Gulf SWFs have invested in a wide range of industries and high-risk assets with higher expected return. Qatar has made investments in the UK, France and Germany. The assets under management growth in the GCC will be mainly driven by positive economic outlook, family businesses & entrepreneurship and the population demographics, Seetharaman said.
On global and GCC economies, Seetharaman said, “According to IMF October outlook, the fund forecasts global growth to average 3.3% in 2014 and to rise to 3.8% in 2015. The weaker growth outlook for 2014 reflects setbacks to economic activity in the advanced economies during the first half of 2014, and a less optimistic outlook for several emerging market economies. The growth for Middle East, North Africa, Afghanistan and Pakistan is expected to be 2.7% in 2014 and 3.9% in 2015. GCC GDP at current prices is expected to grow by 3.7% in 2014. The current account balance as a percentage of GDP at current prices is expected to be 18% in 2014.”

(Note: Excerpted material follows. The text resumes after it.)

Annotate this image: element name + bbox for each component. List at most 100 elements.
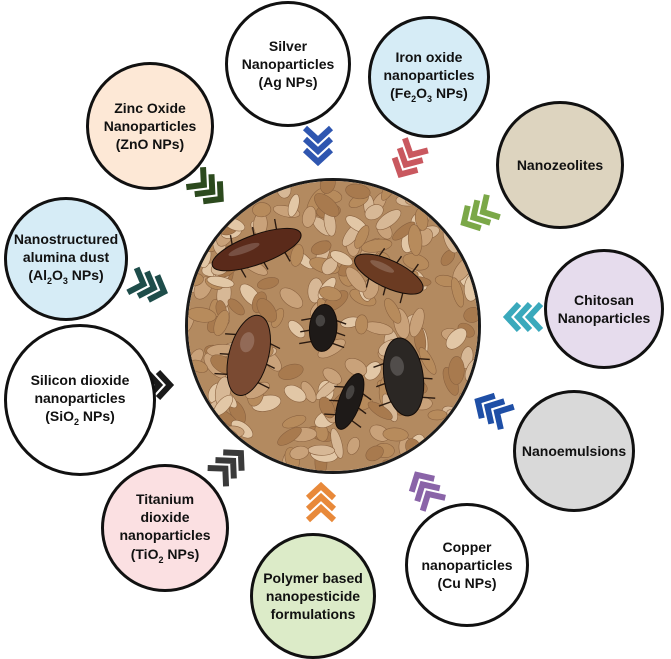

Highlighting the current trends in GCC banking sector Seetharaman said, “Banks in the UAE have been prime beneficiaries of a revival in which the economy grew by more than 4% as interest rates reached new lows and credit growth rebounded. Key sectors, such as tourism and corporate services, are performing strongly and a strong rebound in real estate prices has improved the loan demand.

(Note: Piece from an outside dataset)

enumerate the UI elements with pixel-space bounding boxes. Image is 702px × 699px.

“Loan growth in the United Arab Emirates is set to jump at least by 8% in 2014. In Saudi Arabia, private sector lending had grown by more than 11% until September. Public sector lending had gone up by close to 9% until September. And in that month, Saudi Arabia’s bank watchdog had introduced new regulations that cap retail lending and curb the fees that lenders can charge. In Oman, credit off take was close to 9% until September. In Kuwait bank lending to the private sector grew close to 4% until September. In Qatar, lending growth was more than 10% until September. The retail, contract and services sector are the key sectors, which contribute to growth in Qatar in 2014. GCC has projects worth more than $529bn in 2014, which contribute to surge in contract financing and project financing. SME sector is also an area which is given thrust by GCC Banks. UAE property sector has seen revival after winning bid for expo 2020.”
On GCC capital markets, he said “Qatar and UAE markets had surged this year after MSCI upgrade. All GCC markets witnessed correction recently on account of fall in oil prices but have stabilsed again. Positive results during earnings season gave cushion to markets. The MSCI upgrade of Qatar and UAE would entice family-owned companies to go public. The MSCI upgrade is an opportunity for Qatar & UAE companies to refocus on corporate Governance, encourage foreign ownership and thereby improve their market capitalisation.
“Qatar Exchange is also planning to introduce margin trading and covered short selling in the near future. In 1st half of 2014 GCC region witnessed 10 IPOs, which was worth $2.26bn. The third quarter of 2014 witnessed a major IPO from Emaar Malls Group. In July, Saudi Arabia Cabinet’s approved to open the stock market for direct foreign investments. The actual opening of the market is seen during the first half of 2015. In 2014 GCC bond issues are worth more than $38bn. In July, the UAE published new rules allowing firms in the country to use existing shares when listing on local exchanges or raise fresh equity capital. Private equity groups are expected to be among the main beneficiaries of the new law.”